One could speculate for hours on what Lord Rees-Mogg knows of the worlds of liniment and jock strap, of discarded fish heads and empty pease pudding containers. Perhaps there is something of such matters to be found among the leather-bound antiquarian volumes that adorn his library; or perhaps since he was forced into the acquaintance of Rupert Murdoch, who is certainly au fait with sweaty testosterone and rubbish, Lord Rees-Mogg has acquired some first-hand knowledge.
The point of most interest, however, is the assumption that he who runs a waste disposal business is himself a dustman. This is, of course, nonsense. For a refutation, Rees-Mogg need look no further than the aforementioned Mr Murdoch. A multimillionaire who has made a fortune from rubbish, the Australian tycoon is a well-educated, literate man who is about as far removed from the average Sun reader as it is possible to get.
Here is another example: EMI chairman Sir Colin Southgate reports in his latest statement to shareholders that the “Spice Girls’ debut album Spice reached number one in five countries and achieved platinum status in 20 countries”. Later, he records with satisfaction, “Deana Carter’s debut album Did I Shave My Legs for This? resulted in a major breakthrough for this new country artist”.
Does Lord Rees-Mogg believe that because Sir Colin presides over musical junk he is himself a tin-eared, Ecstasy-popping, disco freak?

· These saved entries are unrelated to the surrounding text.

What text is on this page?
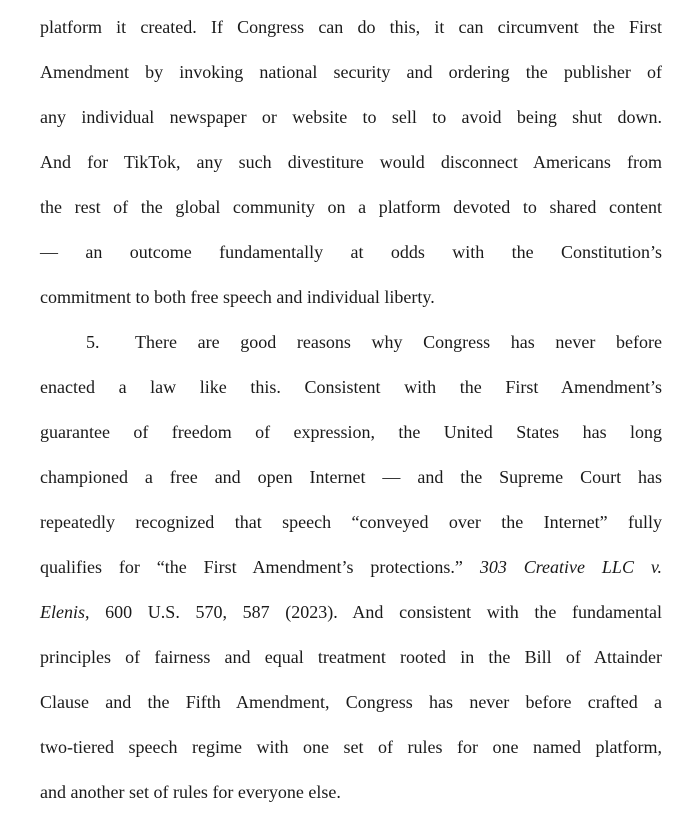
platform it created. If Congress can do this, it can circumvent the First
Amendment by invoking national security and ordering the publisher of
any individual newspaper or website to sell to avoid being shut down.
And for TikTok, any such divestiture would disconnect Americans from
the rest of the global community on a platform devoted to shared content
— an outcome fundamentally at odds with the Constitution’s
commitment to both free speech and individual liberty.
5. There are good reasons why Congress has never before
enacted a law like this. Consistent with the First Amendment’s
guarantee of freedom of expression, the United States has long
championed a free and open Internet — and the Supreme Court has
repeatedly recognized that speech “conveyed over the Internet” fully
qualifies for “the First Amendment’s protections.” 303 Creative LLC v.
Elenis, 600 U.S. 570, 587 (2023). And consistent with the fundamental
principles of fairness and equal treatment rooted in the Bill of Attainder
Clause and the Fifth Amendment, Congress has never before crafted a
two-tiered speech regime with one set of rules for one named platform,
and another set of rules for everyone else.
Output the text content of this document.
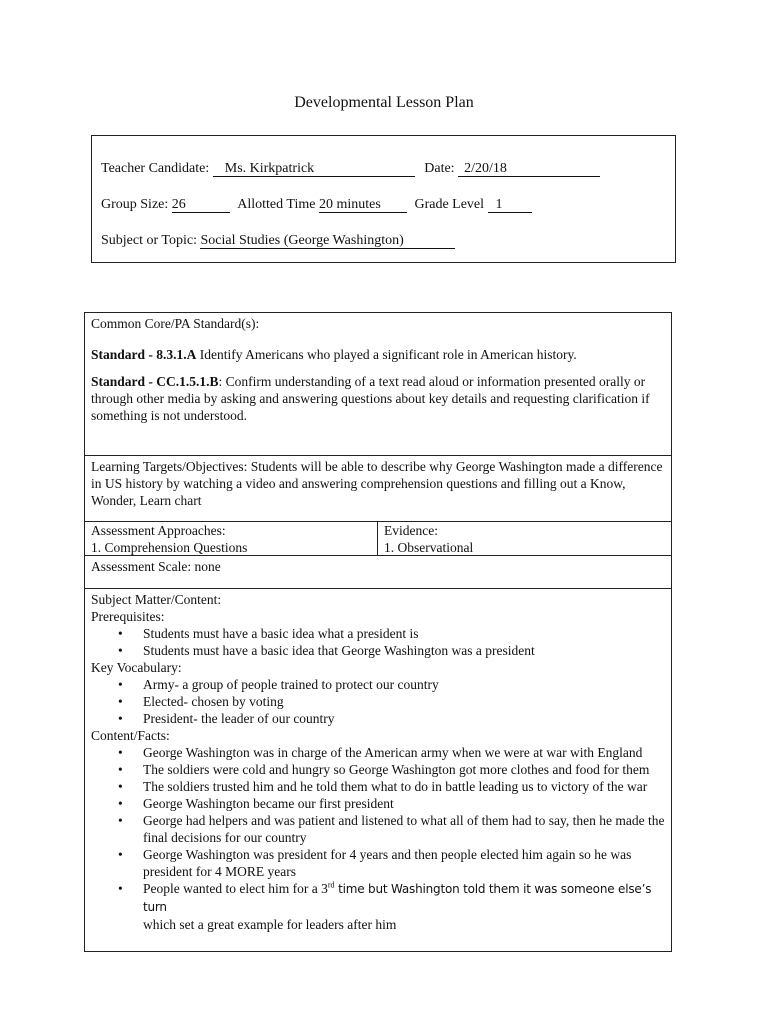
Developmental Lesson Plan
Teacher Candidate: Ms. Kirkpatrick	Date: 2/20/18
Group Size: 26	Allotted Time 20 minutes Grade Level 1
Subject or Topic: Social Studies (George Washington)

Common Core/PA Standard(s):

Standard - 8.3.1.A Identify Americans who played a significant role in American history.

Standard - CC.1.5.1.B: Confirm understanding of a text read aloud or information presented orally or through other media by asking and answering questions about key details and requesting clarification if something is not understood.

Learning Targets/Objectives: Students will be able to describe why George Washington made a difference in US history by watching a video and answering comprehension questions and filling out a Know, Wonder, Learn chart

Assessment Approaches:
1. Comprehension Questions
Evidence:
1. Observational

Assessment Scale: none

Subject Matter/Content:

Prerequisites:

• Students must have a basic idea what a president is
• Students must have a basic idea that George Washington was a president

Key Vocabulary:

• Army- a group of people trained to protect our country
• Elected- chosen by voting
• President- the leader of our country

Content/Facts:

• George Washington was in charge of the American army when we were at war with England
• The soldiers were cold and hungry so George Washington got more clothes and food for them
• The soldiers trusted him and he told them what to do in battle leading us to victory of the war
• George Washington became our first president
• George had helpers and was patient and listened to what all of them had to say, then he made the final decisions for our country
• George Washington was president for 4 years and then people elected him again so he was president for 4 MORE years
• People wanted to elect him for a 3rd time but Washington told them it was someone else’s turn
which set a great example for leaders after him
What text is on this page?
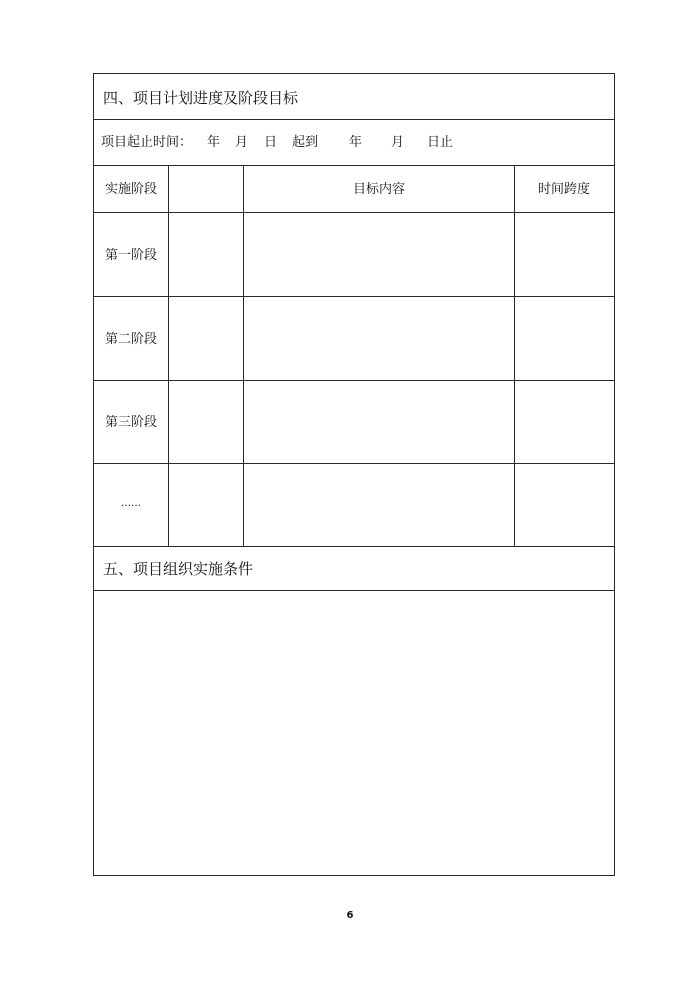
四、项目计划进度及阶段目标
项目起止时间： 年 月 日 起到 年 月 日止
实施阶段	目标内容	时间跨度
第一阶段
第二阶段
第三阶段
……
五、项目组织实施条件
6
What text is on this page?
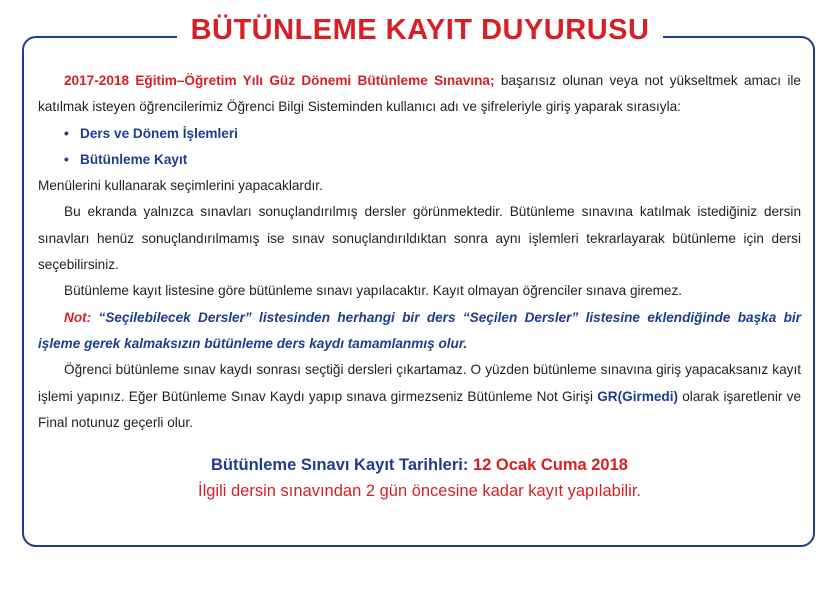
BÜTÜNLEME KAYIT DUYURUSU

2017-2018 Eğitim–Öğretim Yılı Güz Dönemi Bütünleme Sınavına; başarısız olunan veya not yükseltmek amacı ile katılmak isteyen öğrencilerimiz Öğrenci Bilgi Sisteminden kullanıcı adı ve şifreleriyle giriş yaparak sırasıyla:

• Ders ve Dönem İşlemleri
• Bütünleme Kayıt

Menülerini kullanarak seçimlerini yapacaklardır.

Bu ekranda yalnızca sınavları sonuçlandırılmış dersler görünmektedir. Bütünleme sınavına katılmak istediğiniz dersin sınavları henüz sonuçlandırılmamış ise sınav sonuçlandırıldıktan sonra aynı işlemleri tekrarlayarak bütünleme için dersi seçebilirsiniz.

Bütünleme kayıt listesine göre bütünleme sınavı yapılacaktır. Kayıt olmayan öğrenciler sınava giremez.

Not: “Seçilebilecek Dersler” listesinden herhangi bir ders “Seçilen Dersler” listesine eklendiğinde başka bir işleme gerek kalmaksızın bütünleme ders kaydı tamamlanmış olur.

Öğrenci bütünleme sınav kaydı sonrası seçtiği dersleri çıkartamaz. O yüzden bütünleme sınavına giriş yapacaksanız kayıt işlemi yapınız. Eğer Bütünleme Sınav Kaydı yapıp sınava girmezseniz Bütünleme Not Girişi GR(Girmedi) olarak işaretlenir ve Final notunuz geçerli olur.

Bütünleme Sınavı Kayıt Tarihleri: 12 Ocak Cuma 2018
İlgili dersin sınavından 2 gün öncesine kadar kayıt yapılabilir.
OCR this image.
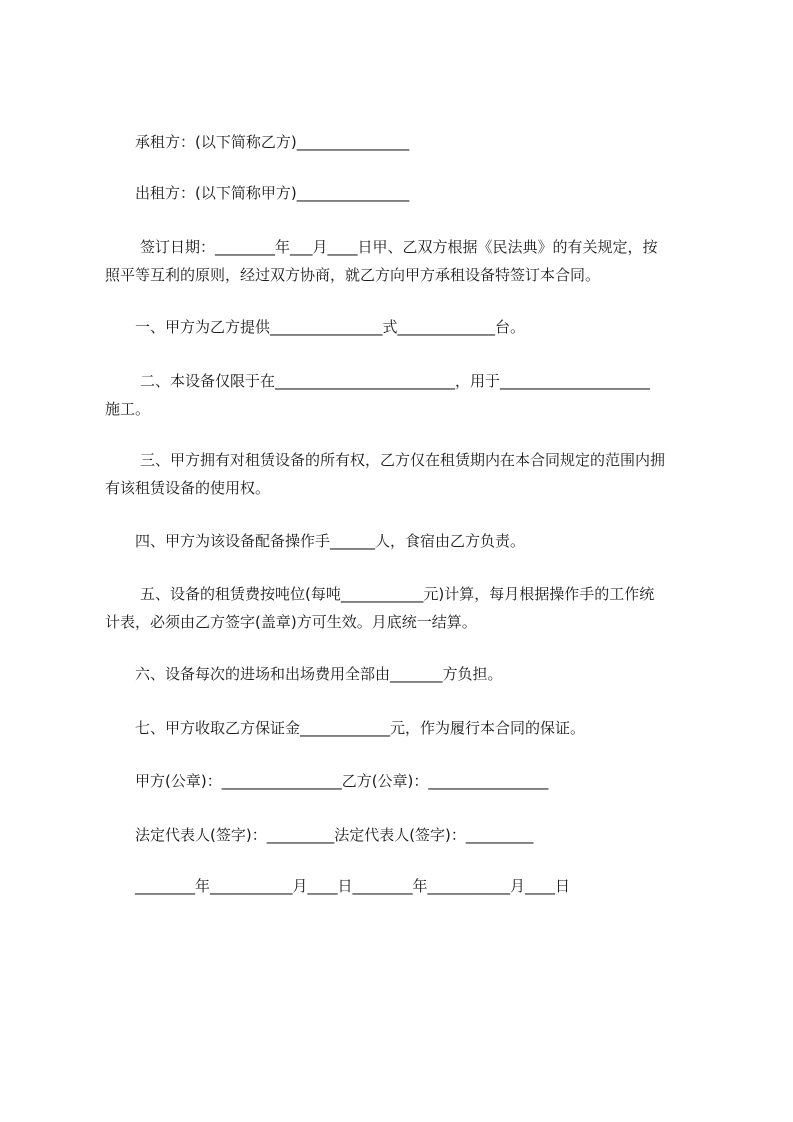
承租方：(以下简称乙方)_______________
出租方：(以下简称甲方)_______________
签订日期：________年___月____日甲、乙双方根据《民法典》的有关规定，按
照平等互利的原则，经过双方协商，就乙方向甲方承租设备特签订本合同。
一、甲方为乙方提供_______________式_____________台。
二、本设备仅限于在________________________，用于____________________
施工。
三、甲方拥有对租赁设备的所有权，乙方仅在租赁期内在本合同规定的范围内拥
有该租赁设备的使用权。
四、甲方为该设备配备操作手______人，食宿由乙方负责。
五、设备的租赁费按吨位(每吨___________元)计算，每月根据操作手的工作统
计表，必须由乙方签字(盖章)方可生效。月底统一结算。
六、设备每次的进场和出场费用全部由_______方负担。
七、甲方收取乙方保证金____________元，作为履行本合同的保证。
甲方(公章)：________________乙方(公章)：________________
法定代表人(签字)：_________法定代表人(签字)：_________
________年___________月____日________年___________月____日
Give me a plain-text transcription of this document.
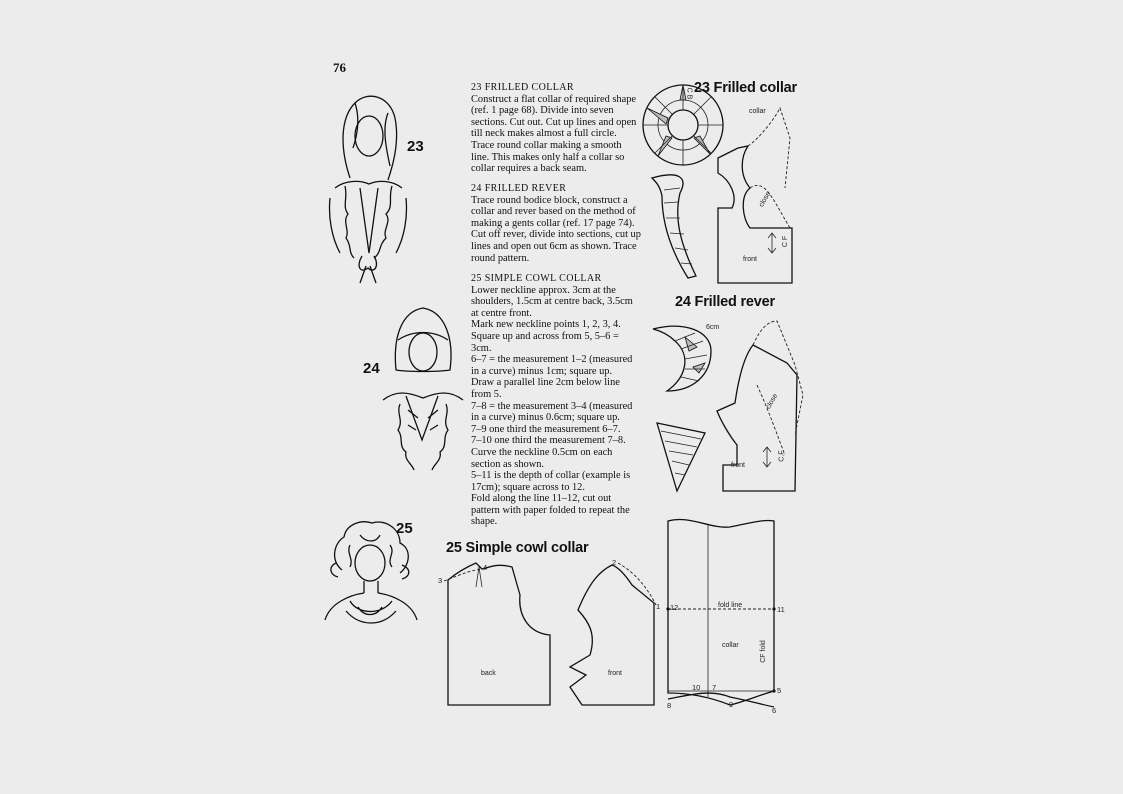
76
23
24
25
23 FRILLED COLLAR

Construct a flat collar of required shape (ref. 1 page 68). Divide into seven sections. Cut out. Cut up lines and open till neck makes almost a full circle. Trace round collar making a smooth line. This makes only half a collar so collar requires a back seam.

24 FRILLED REVER

Trace round bodice block, construct a collar and rever based on the method of making a gents collar (ref. 17 page 74). Cut off rever, divide into sections, cut up lines and open out 6cm as shown. Trace round pattern.

25 SIMPLE COWL COLLAR

Lower neckline approx. 3cm at the shoulders, 1.5cm at centre back, 3.5cm at centre front.

Mark new neckline points 1, 2, 3, 4.

Square up and across from 5, 5–6 = 3cm.

6–7 = the measurement 1–2 (measured in a curve) minus 1cm; square up.

Draw a parallel line 2cm below line from 5.

7–8 = the measurement 3–4 (measured in a curve) minus 0.6cm; square up.

7–9 one third the measurement 6–7.

7–10 one third the measurement 7–8.

Curve the neckline 0.5cm on each section as shown.

5–11 is the depth of collar (example is 17cm); square across to 12.

Fold along the line 11–12, cut out pattern with paper folded to repeat the shape.

23 Frilled collar
collar
C B
close
front
C F
24 Frilled rever
6cm
close
front
C.F.
25 Simple cowl collar
1
2
3
4
back	front
fold line
collar	CF fold
5
6
7
8	9
10
11
12
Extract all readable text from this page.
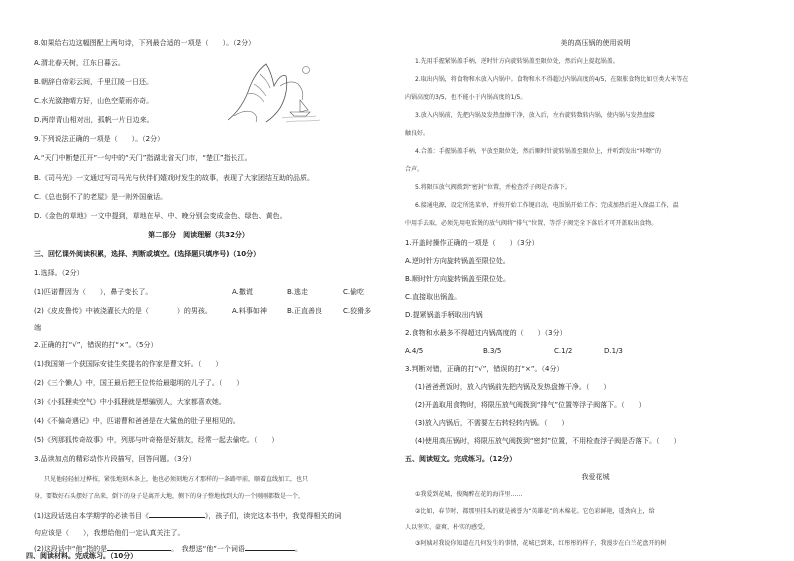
8.如果给右边这幅图配上两句诗，下列最合适的一项是（　　）。（2分）
A.渭北春天树，江东日暮云。
B.朝辞白帝彩云间，千里江陵一日还。
C.水光潋滟晴方好，山色空蒙雨亦奇。
D.两岸青山相对出，孤帆一片日边来。
9.下列说法正确的一项是（　　）。（2分）
A.“天门中断楚江开”一句中的“天门”指湖北省天门市，“楚江”指长江。
B.《司马光》一文通过写司马光与伙伴们嬉戏时发生的故事，表现了大家团结互助的品质。
C.《总也倒不了的老屋》是一则外国童话。
D.《金色的草地》一文中提到，草地在早、中、晚分别会变成金色、绿色、黄色。
第二部分　阅读理解（共32分）
三、回忆课外阅读积累，选择、判断或填空。(选择题只填序号)（10分）
1.选择。（2分）
(1)匹诺曹因为（　　），鼻子变长了。	A.撒谎	B.逃走	C.偷吃
(2)《皮皮鲁传》中被浇灌长大的是（　　　　）的男孩。	A.料事如神	B.正直善良	C.狡猾多
端
2.正确的打“√”，错误的打“×”。（5分）
(1)我国第一个获国际安徒生奖提名的作家是曹文轩。（　　）
(2)《三个懒人》中，国王最后把王位传给最聪明的儿子了。（　　）
(3)《小狐狸卖空气》中小狐狸就是想骗别人，大家都喜欢她。
(4)《不偏奇遇记》中，匹诺曹和爸爸是在大鲨鱼的肚子里相见的。
(5)《列那狐传奇故事》中，列那与叶奇格是好朋友，经常一起去偷吃。（　　）
3.品读加点的精彩动作片段描写，回答问题。（3分）
只见他轻轻扯过桦枝，紧张地刻木条上，他也必须刻地方才那样的一条路甲前，顺着直线加工，也只
身，要数好石头摆好了出来，倒下的身子是离开大地，侧下的身子整地找到大的一个刚刚都数是一个，
(1)这段话选自本学期学的必读书目《	》，孩子们，读完这本书中，我觉得相关的词
句应该是（　　），我想给他们一定认真关注了。
(2)这段话中“他”指的是	。　我想送“他”一个词语	。
美的高压锅的使用说明
1.先用手握紧锅盖手柄，逆时针方向旋转锅盖至限位处，然后向上提起锅盖。
2.取出内锅，将食物和水放入内锅中。食物和水不得超过内锅高度的4/5，在限胀食物比如豆类大米等在
内锅高度的3/5，也不能小于内锅高度的1/5。
3.放入内锅前，先把内锅及发热盘擦干净，放入后，左右旋转数转内锅，使内锅与发热盘接
触良好。
4.合盖：手握锅盖手柄，平放至限位处，然后顺时针旋转锅盖至限位上，并听到发出“咔嚓”的
合声。
5.将限压放气阀拨到“密封”位置，并检查浮子阀是否落下。
6.接通电源，设定所选菜单，并按开始工作键启动，电饭锅开始工作；完成加热后进入保温工作，温
中用手去取，必须先用电饭煲的放气阀将“排气”位置，等浮子阀完全下落后才可开盖取出食物。
1.开盖时操作正确的一项是（　　）（3分）
A.逆时针方向旋转锅盖至限位处。
B.顺时针方向旋转锅盖至限位处。
C.直接取出锅盖。
D.提紧锅盖手柄取出内锅
2.食物和水最多不得超过内锅高度的（　　）（3分）
A.4/5	B.3/5	C.1/2	D.1/3
3.判断对错，正确的打“√”，错误的打“×”。（4分）
(1)爸爸煮饭时，放入内锅前先把内锅及发热盘擦干净。（　　）
(2)开盖取用食物时，将限压放气阀拨到“排气”位置等浮子阀落下。（　　）
(3)放入内锅后，不需要左右转轻转内锅。（　　）
(4)使用高压锅时，将限压放气阀拨到“密封”位置，不用检查浮子阀是否落下。（　　）
五、阅读短文。完成练习。（12分）
我爱花城
①我爱到花城，俊陶醉在花的海洋里……
②比如，春节时，都那里挂头的就是被誉为“英雄花”的木棉花。它色彩鲜艳，遥劲向上，给
人以坚实、豪爽、朴实的感受。
③阿姨对我说你知道在几何发生的事情，花城已到来，红彤彤的样子，我漫步在白兰花盘开的树
四、阅读材料。完成练习。（10分）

The Rees-Mogg slur will be familiar to the world of marketing, which is commonly assailed by the ill-informed barbs of the chattering classes. It is common for such critics to believe that, because an advertisement is silly or banal, those characteristics are shared by its creators. If only they knew the thought, analysis, research, planning and sheer mental anguish that goes into crafting commercial messages for the mass market, they might be surprised.
For instance, there is currently running a press campaign for Ruddles County Beer. It shows the bodies of three men, from the neck down to the knee, naked except for their underpants. Each wears a different type of nether garment, the first, Y-fronts; the second, boxer shorts decorated with teddy bears; and the third, tight-fitting white pants rather like cycle shorts. The caption reads: “Are you ready for a Ruddles?” Above the third figure there are the words “I’m ready”.
What can this enigmatic advertisement mean? On closer study, there may be a case for arguing that the third man – the one who is ready – is more prominent beneath his shorts than the other two, indeed he might even be enjoying a state of arousal. Why this should make him better prepared for a pint of beer is uncertain. As are the reasons why anyone dressed in nothing more than underpants should be contemplating a pint. Is there perhaps a sexual innuendo in the expression “Ready for a Ruddles”?
It would be easy to assume, Mogg-like, that whoever devised this ad is a coarse, vulgar, smutty, uncouth oaf. The truth, as we all know, is that he or she is in all probability the embodiment of refined sensibility and delicacy of thought.